2. Classification of Goods as "Capital Goods":
The petitioner contended that the goods in question were "capital goods" as per Section 2(11) of the Tamil Nadu VAT Act, 2006. The definition includes plant, machinery, equipment, apparatus, tools, appliances, or electrical installations for producing, making, extracting, or processing any goods, among other categories. The petitioner relied on various judicial precedents, including the Gujarat High Court's decision in State of Gujarat vs. Reliance Industries Ltd., and the Division Bench of the Madras High Court in M/S. Schwing Stetter (India) Pvt. vs. The Commissioner of Commercial Tax Officer, which upheld the validity of the definition of "capital goods."

3. Applicability of Tax Rates:
The petitioner argued that under Section 6 of the CST Act, 1956, read with Section 8(1) and (2), the goods should be taxed at 4% as applicable to capital goods.
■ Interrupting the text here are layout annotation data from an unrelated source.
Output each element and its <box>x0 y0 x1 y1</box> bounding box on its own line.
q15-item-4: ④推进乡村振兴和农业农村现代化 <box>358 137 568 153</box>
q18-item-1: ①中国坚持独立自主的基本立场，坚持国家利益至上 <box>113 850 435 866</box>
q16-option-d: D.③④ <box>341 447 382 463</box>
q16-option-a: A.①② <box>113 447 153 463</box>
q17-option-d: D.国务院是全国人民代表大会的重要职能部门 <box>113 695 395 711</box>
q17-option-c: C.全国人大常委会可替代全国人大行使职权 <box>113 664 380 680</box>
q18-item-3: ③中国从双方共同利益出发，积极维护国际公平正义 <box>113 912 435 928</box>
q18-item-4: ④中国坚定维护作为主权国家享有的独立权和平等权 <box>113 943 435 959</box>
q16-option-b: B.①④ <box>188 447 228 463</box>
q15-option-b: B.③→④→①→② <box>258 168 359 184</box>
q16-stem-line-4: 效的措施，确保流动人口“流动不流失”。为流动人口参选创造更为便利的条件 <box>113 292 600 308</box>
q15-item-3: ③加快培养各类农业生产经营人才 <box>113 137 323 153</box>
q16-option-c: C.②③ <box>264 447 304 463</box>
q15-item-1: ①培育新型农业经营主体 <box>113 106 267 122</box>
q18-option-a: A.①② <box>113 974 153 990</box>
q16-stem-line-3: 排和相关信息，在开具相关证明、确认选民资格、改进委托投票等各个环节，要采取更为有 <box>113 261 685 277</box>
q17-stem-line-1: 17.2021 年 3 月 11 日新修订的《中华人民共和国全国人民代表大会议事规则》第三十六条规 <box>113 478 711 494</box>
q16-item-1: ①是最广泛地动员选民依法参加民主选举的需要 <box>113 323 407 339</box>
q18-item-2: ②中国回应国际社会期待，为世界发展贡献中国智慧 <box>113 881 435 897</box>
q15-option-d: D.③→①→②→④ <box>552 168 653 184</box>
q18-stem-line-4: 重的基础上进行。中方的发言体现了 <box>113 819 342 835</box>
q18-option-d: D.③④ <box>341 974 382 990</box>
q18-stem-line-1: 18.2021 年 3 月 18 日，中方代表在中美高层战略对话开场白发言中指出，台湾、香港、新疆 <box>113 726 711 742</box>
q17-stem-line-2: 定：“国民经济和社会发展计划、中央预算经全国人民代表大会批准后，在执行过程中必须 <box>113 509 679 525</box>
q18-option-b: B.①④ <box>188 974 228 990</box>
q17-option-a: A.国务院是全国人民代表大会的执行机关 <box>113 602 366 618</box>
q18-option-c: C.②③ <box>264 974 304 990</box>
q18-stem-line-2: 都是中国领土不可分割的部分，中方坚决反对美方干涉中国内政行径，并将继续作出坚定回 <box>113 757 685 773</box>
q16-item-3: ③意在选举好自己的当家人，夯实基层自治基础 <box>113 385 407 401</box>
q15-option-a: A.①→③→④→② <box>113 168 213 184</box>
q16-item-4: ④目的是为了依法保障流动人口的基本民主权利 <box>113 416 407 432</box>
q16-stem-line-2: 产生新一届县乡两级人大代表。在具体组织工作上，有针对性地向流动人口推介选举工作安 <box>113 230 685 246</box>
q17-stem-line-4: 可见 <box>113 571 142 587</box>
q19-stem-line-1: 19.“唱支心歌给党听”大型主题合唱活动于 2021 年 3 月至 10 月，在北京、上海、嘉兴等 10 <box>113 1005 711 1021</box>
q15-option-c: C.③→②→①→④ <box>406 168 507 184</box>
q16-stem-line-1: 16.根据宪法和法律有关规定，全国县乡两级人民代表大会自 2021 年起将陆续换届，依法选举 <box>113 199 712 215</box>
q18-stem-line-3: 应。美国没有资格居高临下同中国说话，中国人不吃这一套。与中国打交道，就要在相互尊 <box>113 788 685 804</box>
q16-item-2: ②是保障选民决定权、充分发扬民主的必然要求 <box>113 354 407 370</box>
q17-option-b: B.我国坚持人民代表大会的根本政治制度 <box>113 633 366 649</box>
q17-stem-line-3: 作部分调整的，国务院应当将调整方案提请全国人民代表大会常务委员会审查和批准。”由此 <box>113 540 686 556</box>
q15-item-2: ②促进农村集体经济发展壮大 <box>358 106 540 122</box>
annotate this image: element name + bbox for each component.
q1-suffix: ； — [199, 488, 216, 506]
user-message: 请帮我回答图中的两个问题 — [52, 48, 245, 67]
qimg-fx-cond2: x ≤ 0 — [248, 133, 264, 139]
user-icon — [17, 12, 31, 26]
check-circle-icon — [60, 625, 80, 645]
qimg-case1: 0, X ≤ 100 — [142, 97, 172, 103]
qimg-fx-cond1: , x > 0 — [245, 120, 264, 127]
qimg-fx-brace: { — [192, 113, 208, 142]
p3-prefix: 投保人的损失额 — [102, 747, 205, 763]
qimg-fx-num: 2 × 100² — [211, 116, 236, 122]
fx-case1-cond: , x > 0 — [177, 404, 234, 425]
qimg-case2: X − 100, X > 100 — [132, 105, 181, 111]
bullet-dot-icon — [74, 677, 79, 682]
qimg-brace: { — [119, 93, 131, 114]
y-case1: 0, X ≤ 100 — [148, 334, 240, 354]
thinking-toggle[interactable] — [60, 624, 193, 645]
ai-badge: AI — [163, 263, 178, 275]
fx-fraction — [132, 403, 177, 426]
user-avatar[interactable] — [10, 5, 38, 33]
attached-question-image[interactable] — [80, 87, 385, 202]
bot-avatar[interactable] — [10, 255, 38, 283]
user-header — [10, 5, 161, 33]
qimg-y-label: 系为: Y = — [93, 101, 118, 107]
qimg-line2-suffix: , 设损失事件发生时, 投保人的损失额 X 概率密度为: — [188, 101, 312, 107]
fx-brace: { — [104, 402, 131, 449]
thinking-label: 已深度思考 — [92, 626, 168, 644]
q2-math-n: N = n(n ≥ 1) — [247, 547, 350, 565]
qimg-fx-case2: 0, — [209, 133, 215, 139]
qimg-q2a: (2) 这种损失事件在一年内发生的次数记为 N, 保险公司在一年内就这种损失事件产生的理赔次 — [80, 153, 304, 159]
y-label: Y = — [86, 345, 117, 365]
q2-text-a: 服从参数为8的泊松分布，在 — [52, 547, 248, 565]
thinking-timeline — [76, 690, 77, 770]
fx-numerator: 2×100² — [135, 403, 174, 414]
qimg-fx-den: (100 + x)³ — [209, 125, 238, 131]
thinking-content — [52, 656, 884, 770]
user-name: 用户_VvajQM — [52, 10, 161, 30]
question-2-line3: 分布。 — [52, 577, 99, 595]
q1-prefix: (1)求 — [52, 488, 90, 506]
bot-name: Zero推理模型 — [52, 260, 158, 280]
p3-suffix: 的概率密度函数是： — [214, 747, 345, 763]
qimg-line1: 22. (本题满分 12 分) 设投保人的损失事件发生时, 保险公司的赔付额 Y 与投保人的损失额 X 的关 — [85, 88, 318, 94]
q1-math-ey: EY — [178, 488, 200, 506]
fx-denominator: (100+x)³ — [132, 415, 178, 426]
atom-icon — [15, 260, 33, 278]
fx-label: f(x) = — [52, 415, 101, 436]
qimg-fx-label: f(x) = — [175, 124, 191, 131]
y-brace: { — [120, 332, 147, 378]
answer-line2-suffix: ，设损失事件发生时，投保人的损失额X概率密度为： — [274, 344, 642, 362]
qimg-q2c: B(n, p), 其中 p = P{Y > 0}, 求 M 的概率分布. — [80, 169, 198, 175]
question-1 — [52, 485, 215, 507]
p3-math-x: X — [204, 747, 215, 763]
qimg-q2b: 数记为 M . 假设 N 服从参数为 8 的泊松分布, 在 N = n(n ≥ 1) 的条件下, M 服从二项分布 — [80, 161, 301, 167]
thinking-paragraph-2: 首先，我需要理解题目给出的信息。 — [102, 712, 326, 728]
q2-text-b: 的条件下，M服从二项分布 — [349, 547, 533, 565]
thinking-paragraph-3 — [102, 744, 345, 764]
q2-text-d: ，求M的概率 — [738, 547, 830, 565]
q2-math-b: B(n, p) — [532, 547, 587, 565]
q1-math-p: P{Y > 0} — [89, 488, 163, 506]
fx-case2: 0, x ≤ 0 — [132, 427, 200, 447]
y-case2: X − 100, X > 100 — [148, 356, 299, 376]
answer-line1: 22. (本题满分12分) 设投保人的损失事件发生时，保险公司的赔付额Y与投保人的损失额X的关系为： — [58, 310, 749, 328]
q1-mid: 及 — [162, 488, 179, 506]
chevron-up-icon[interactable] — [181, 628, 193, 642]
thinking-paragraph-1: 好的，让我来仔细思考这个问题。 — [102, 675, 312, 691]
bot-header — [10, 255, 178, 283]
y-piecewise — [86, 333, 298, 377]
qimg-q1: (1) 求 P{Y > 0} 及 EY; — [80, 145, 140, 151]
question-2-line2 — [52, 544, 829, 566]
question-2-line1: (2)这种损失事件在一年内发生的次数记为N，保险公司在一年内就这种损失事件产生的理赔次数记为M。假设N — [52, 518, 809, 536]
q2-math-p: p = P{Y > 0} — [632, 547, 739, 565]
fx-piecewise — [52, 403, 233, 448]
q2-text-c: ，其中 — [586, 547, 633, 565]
The respondent, however, classified the goods under Residuary Entry No. 69, Part C, leading to a higher tax rate of 14.5%. The court noted that if the goods fell under sub-clause (a) of Section 2(11), they would be taxed at 4%, but if they fell under sub-clauses (b) to (g), they would be taxed at the higher rate under Residuary Entry 69.

4. Availability of Alternate Remedies and Jurisdiction of Writ Courts:
The petitioner argued that the writ court could entertain the petition under Article 226 of the Constitution of India, as there were no disputed questions of fact, only legal issues. The respondent countered that the petitioner had an effective and alternative remedy before the Appellate Commissioner. The court found the petitioner's submission legitimate and decided to entertain the writ petition.

Conclusion:
The court concluded that neither the petitioner nor the respondent clearly explained whether the goods fell under Section 2(11)(a) or (b) to (g) of the Tamil Nadu VAT Act, 2006. Therefore, the impugned order was set aside, and the case was remitted back to the respondent for a fresh order, considering the Division Bench's decision in M/S. Schwing Stetter (India) Pvt. vs. The Commissioner of Commercial Tax Officer. The respondent was directed to pass a speaking order within three months, allowing the petitioner to be heard and file additional representations if necessary.

Disposition:
The writ petition was disposed of with the above observations, with no costs. Connected miscellaneous petitions were also closed.